Which people developed measles? Does vaccination guarantee immunity? The NHS press office avoided my questons for months, so I made a freedom of information request, and when I got the results, wrote the article below.
I submitted my story to the Argus, hoping we might work together to get comment from NHS and alternate health practitioners, and maybe develop the story into a bigger feature along the lines of "Measles - the epidemic that never happened? Or final warning?" Then the Argus published a related article following the NHS line. I was disappointed that we didn't work together on the story to get alternate views. But I'm now looking at measles outbreaks in other countries where some parts of the population don't vaccinate, such as The Netherlands. More to come!
4-Dec-2009. A child with full MMR vaccination developed measles in the outbreak in Brighton and Hove earlier this year.

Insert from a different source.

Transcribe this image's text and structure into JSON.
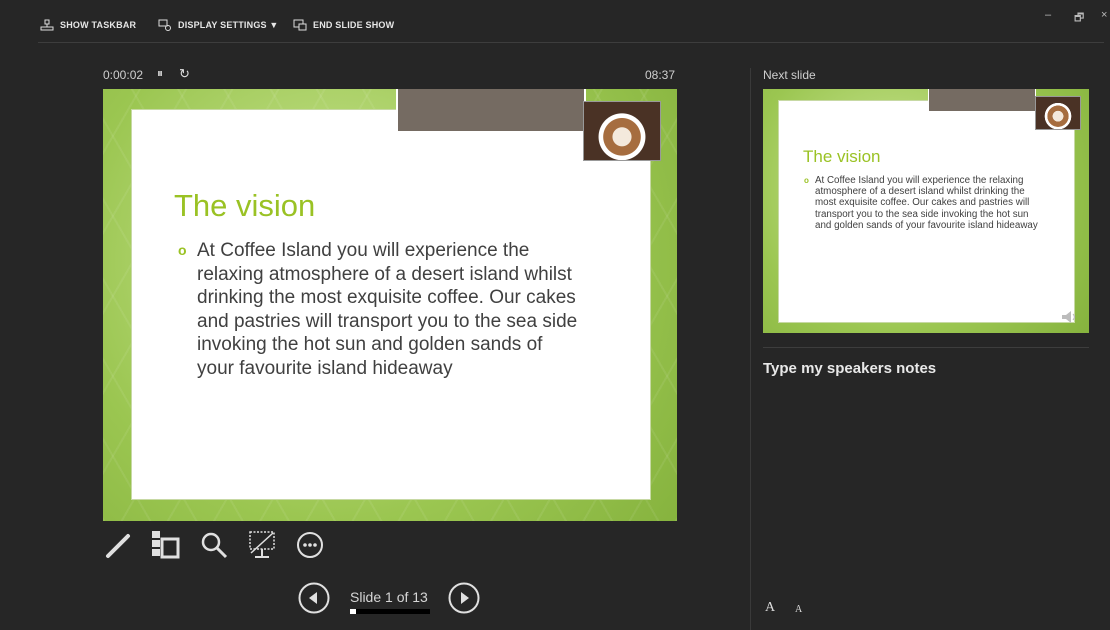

Brighton and Hove PCT statistics show the measles outbreak is over, for the time being. Measles was confirmed in 69 cases by end of July, and there have been no further cases since then.
Eighty percent (56 cases) of the 69 measles cases had no record of vaccination. Seven percent had only one of the two recommended vaccination doses, and the vaccination status of the others was not known. Twenty percent of the 69 cases required hospitalisation.
One child who developed measles had received both the recommended two doses of the MMR vaccination by the fifth birthday. A Brighton parent said: “It may not be a surprise to the experts, but if you take your kid to be vaccinated I don't remember anybody saying it might not work.”
The NHS immunisation website says about MMR vaccination: “After the first dose, between 5% and 10% of children are not protected against the diseases. After two doses of MMR, less than 1% are left unprotected.”
In August this year, the Department of Health launched the MMR catch-up campaign, and Brighton health officials said thousands were at risk from a measles epidemic. They said one out of ten cases required hospitalisation, and that one in 5,000 cases could be fatal.
There were no confirmed measles cases in Brighton and Hove in 2008, before this year’s outbreak.
The low take up of MMR vaccine was blamed for the outbreak in measles cases. MMR vaccination cover fell after the MMR-autism link scare of 1998. In 2004-2005, only 56% of children in Brighton and Hove had received the double dose of MMR vaccine by their fifth birthday, compared with 73% nationally. Although the numbers of measles cases remained low, the Department of Health said that an epidemic might occur. By 2007-2008, the number in Brighton and Hove with double dose MMR had risen to 62%. Following the launch last year of the MMR catch-up campaign, the 2008-2009 figures for five year olds with double dose vaccination rose to 69%. This compares with 78% nationally.